One of the few positives about Renzi was that he had seemed to least want to move Italy away from this kind of politics – Prime Ministers chosen by backroom deals – which has characterised the country since unification. ‘No more grand coalitions’, he announced in October. And yet now look where he is, about to head a government born without the the electorate having a say and full of centre-right ministers. I outlined some of his policies – even more austerity than Mario Monti, sweeping privatisations, weakening trade unions and so forth – in June. From a leader of a supposedly 'centre-left' party, the above are similarly astounding to his grubby ascent to power which has even surprised and disappointed his admirers – like The Economist’s Bill Emmott, a respected commentator on Italian politics who wrote one of my favourite books about Italy.

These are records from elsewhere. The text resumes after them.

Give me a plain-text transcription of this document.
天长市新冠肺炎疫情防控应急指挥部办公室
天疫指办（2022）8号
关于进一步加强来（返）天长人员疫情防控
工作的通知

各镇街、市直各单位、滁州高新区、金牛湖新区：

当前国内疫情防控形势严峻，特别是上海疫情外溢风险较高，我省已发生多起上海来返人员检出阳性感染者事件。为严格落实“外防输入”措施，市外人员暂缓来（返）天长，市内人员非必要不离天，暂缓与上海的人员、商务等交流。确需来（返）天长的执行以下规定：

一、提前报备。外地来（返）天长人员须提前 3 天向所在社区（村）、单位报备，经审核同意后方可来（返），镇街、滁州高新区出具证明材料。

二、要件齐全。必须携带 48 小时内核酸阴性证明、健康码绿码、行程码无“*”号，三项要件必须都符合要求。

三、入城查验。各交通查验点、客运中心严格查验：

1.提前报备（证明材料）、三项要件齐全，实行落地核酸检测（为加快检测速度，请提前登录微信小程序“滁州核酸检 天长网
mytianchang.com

In case you couldn’t tell from the above, I want nothing to do with the Democratic Party and instead joined SEL, a left-wing, anti-austerity party which I’ve attended several meetings of and joined on demonstrations. In the autumn I went on a march against the American plans to build military bases in Sicily. Last week I joined SEL and trade unions in supporting call-centre workers threatened with mass redundancies. In SEL, I met the kind of like-minded activists like those I know in the Labour Party who are often the main reason why I’m still a member, even after frontbench support for Trident, social security cuts and a frontbencher breaking a picket line and not even being told off by the leadership.

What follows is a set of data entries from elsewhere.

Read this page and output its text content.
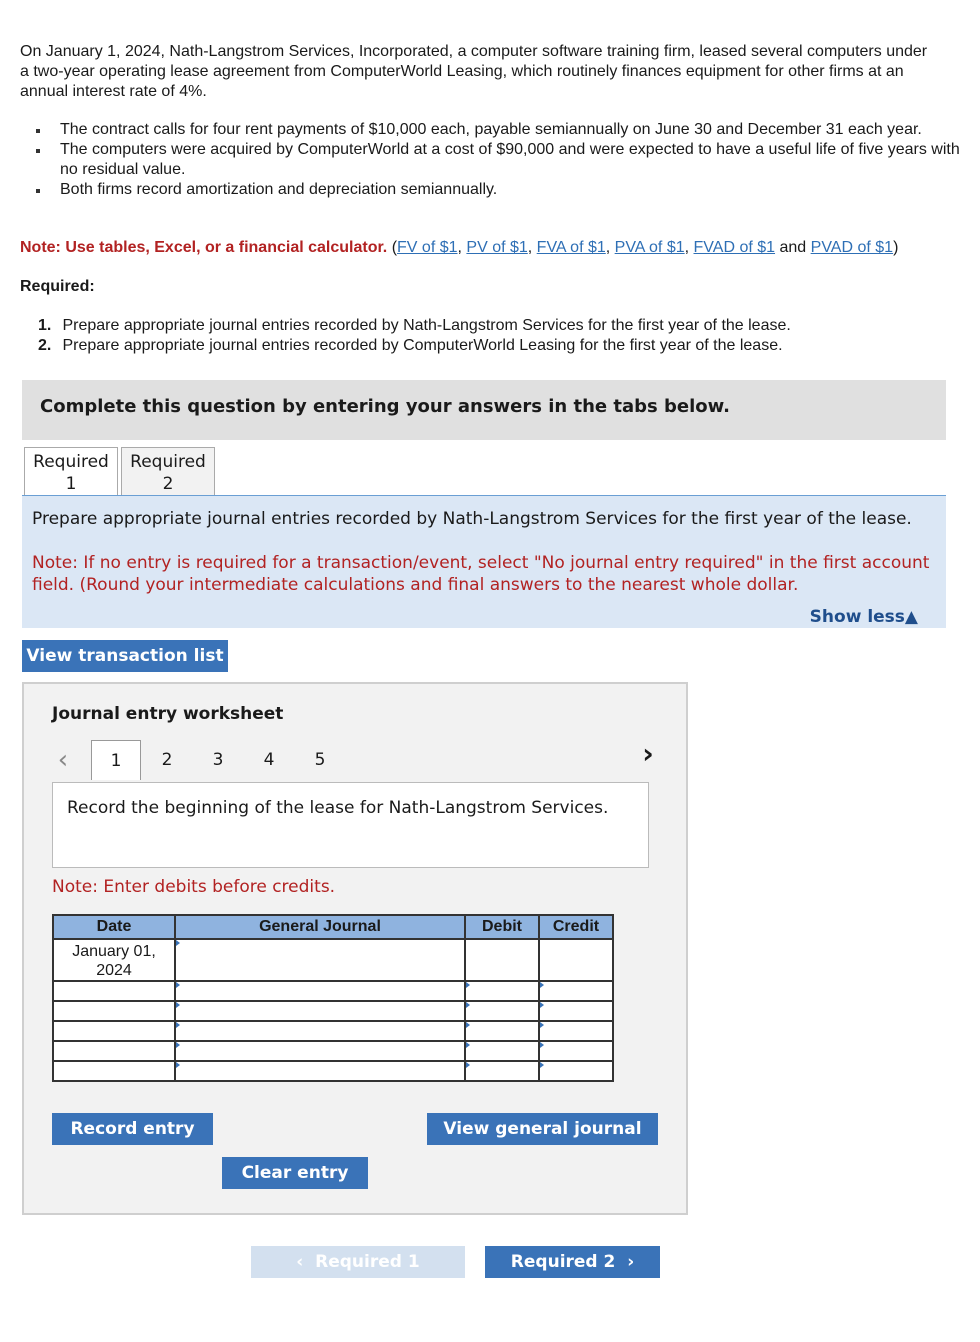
On January 1, 2024, Nath-Langstrom Services, Incorporated, a computer software training firm, leased several computers under a two-year operating lease agreement from ComputerWorld Leasing, which routinely finances equipment for other firms at an annual interest rate of 4%.
The contract calls for four rent payments of $10,000 each, payable semiannually on June 30 and December 31 each year.
The computers were acquired by ComputerWorld at a cost of $90,000 and were expected to have a useful life of five years with no residual value.
Both firms record amortization and depreciation semiannually.
Note: Use tables, Excel, or a financial calculator. (FV of $1, PV of $1, FVA of $1, PVA of $1, FVAD of $1 and PVAD of $1)
Required:
1. Prepare appropriate journal entries recorded by Nath-Langstrom Services for the first year of the lease.
2. Prepare appropriate journal entries recorded by ComputerWorld Leasing for the first year of the lease.
Complete this question by entering your answers in the tabs below.
Required
1
Required
2
Prepare appropriate journal entries recorded by Nath-Langstrom Services for the first year of the lease.
Note: If no entry is required for a transaction/event, select "No journal entry required" in the first account field. (Round your intermediate calculations and final answers to the nearest whole dollar.
Show less▲
View transaction list
Journal entry worksheet
‹	1	2	3	4	5	›
Record the beginning of the lease for Nath-Langstrom Services.
Note: Enter debits before credits.
Date	General Journal	Debit	Credit
January 01, 2024			

Record entry	View general journal
Clear entry
‹  Required 1	Required 2  ›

One thing I’ve noticed about SEL meetings that gives me encouragement is the average age. I’ve been to my fair share of Constituency Labour Party meetings over the years and am always one of the youngest if not the youngest in the room. With SEL, the members that stick out are those who aren’t under 30.
But despite all this, not many Italians seem to see things the same way as us. We’re a small party and down in the polls, some of which give us as little of 2 or 3% of the vote. The Italian electorate opposed to the successive unelected governments have tended not to flock towards SEL but rather not vote at all or vote for the Five Star Movement, even though the xenophobia, misogyny and populism of Grillo is more reminiscent of Berlusconi and co. than an alternative. There was an excellent article this week about the outrageous insults from Grillo and others towards Laura Boldrini, the Speaker of the House and a member of SEL. Attitudes towards woman from a huge number of parliamentarians are shocking. As has been the racism shown towards Italy’s first black Minister, Cecile Kyenge, who has had bananas thrown at her, been likened to an ‘Orangutan’ by one MP and been called a ‘prostitute’ by a Deputy Mayor. Words can’t describe how embarrassing, disgraceful and shameful this all is. In short, it’s probably best if I don’t write much more about Italian politics during my year abroad, as I’ve been having such a good time here in Sicily otherwise, and Italian politics is one of the things that consistently brings my mood - and the mood of millions of Italians - down.